New Book Provides Details of Invasions and Episodes of Fighting on U.S. Soil, from California to Maine, in Nebraska, Iowa, Washington, D.C. and beyond
Have you ever wondered why some towns in Texas have French names? Or why there’s a statue of a Shawnee chief at the U.S. Naval Academy? Or what coastal wildlife refuges have to do with American fears of invasion? And what the Olive Oil Riot in Montana was really all about?
American Invaded: A State by State Guide to Fighting on American Soil by Christopher Kelly and Stuart Laycock (History Invasions Press, August 2017) has the answers to these intriguing questions, and many more.
All are rooted in one often-overlooked fact:
the United States of America, which throughout history has invaded dozens upon dozens of other countries from Normandy in 1944 to Iraq in 2003, has itself also been invaded on countless occasions. Americans are often resistant to this notion. Yet, ever since humans first set foot on the North American continent, they have explored, discovered, established boundaries—and subsequently invaded—all across the territory we now call the United States.
In America Invaded, Kelly and Laycock provide a snapshot of the waves of invasion — qualified as episodes of fighting on U.S. soil — that have touched all fifty American states and Washington D.C. Drawing on years of meticulous research including a drive through 36 states, they chronicle some of the many explorations and invasions that founded or destroyed towns, that set and reset state lines, and that shaped the peoples and culture of this nation.
Readers will learn how:
- Czarist Russia invaded California
- Confederates invaded Vermont from Canada during the Civil War
- Also during the Civil War, Union troops clashed with Copperheads (Democrats who opposed the war) in Charleston, Illinois
- Japan invaded the Aleutian Islands, shelled the California coast, and bombed the forests of Oregon in World War II
- Japanese balloon bombs rained down on at least 15 western states during World War II, including Colorado, Washington, California, Texas, Wyoming, Nebraska and Iowa
- Six Americans and more than one hundred and twenty Mexicans were killed in a border skirmish known as the Battle of Ambos Nogales in Arizona in 1918
…And much more
Prof.
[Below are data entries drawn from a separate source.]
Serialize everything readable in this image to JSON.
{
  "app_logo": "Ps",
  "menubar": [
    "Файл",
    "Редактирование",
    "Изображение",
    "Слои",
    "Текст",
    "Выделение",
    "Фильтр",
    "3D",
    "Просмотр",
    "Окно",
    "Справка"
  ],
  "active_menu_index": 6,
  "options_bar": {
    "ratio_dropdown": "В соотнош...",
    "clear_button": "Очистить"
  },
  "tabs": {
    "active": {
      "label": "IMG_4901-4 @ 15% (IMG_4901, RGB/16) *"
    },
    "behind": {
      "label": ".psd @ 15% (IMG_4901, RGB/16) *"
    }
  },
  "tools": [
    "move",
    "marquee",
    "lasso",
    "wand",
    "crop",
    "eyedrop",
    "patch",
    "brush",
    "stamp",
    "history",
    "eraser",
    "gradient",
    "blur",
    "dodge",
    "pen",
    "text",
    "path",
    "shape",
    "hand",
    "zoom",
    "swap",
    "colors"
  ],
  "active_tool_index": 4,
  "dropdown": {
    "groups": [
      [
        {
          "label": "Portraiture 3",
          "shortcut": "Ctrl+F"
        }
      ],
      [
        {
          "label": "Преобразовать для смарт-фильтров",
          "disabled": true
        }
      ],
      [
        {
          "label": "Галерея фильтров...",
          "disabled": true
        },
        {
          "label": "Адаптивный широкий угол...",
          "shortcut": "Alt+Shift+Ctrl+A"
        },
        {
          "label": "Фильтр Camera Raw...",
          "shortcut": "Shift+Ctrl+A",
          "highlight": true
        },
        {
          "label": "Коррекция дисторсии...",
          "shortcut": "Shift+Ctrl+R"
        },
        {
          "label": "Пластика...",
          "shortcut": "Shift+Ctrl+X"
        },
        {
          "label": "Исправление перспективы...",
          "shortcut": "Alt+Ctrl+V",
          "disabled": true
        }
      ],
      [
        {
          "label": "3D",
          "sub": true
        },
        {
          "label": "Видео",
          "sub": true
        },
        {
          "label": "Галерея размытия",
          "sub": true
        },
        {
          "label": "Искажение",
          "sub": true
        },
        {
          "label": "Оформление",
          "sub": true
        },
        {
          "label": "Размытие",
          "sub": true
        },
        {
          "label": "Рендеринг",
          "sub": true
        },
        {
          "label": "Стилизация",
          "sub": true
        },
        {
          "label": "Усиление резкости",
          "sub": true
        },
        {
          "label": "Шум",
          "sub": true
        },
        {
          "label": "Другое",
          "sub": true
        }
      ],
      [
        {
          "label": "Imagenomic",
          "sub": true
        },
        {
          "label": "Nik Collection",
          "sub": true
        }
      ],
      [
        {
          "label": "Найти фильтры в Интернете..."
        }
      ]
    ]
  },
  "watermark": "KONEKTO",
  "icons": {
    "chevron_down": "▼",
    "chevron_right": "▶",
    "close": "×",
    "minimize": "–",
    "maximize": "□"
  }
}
Andrew Roberts, author of Napoleon; A Life, says, “Christopher Kelly and Stuart Laycock have once again pulled off a remarkable feat of fascinating scholarship. What an inspired idea to look at how warfare has touched each state of the Union individually, reminding us simultaneously of the proud American warrior tradition and of the sometimes brutal and bloody birth pangs of the USA.”
Readers of America Invaded will be reminded of the fluidity of political boundaries of the states. New Hampshire, Maine, and Vermont were eventually detached from Massachusetts. West Virginia was carved out of Virginia during the Civil War.
The website America Invaded includes essential tourist information about sites connected to American military history in all fifty states and Washington D.C., and all this information can be found also in the book.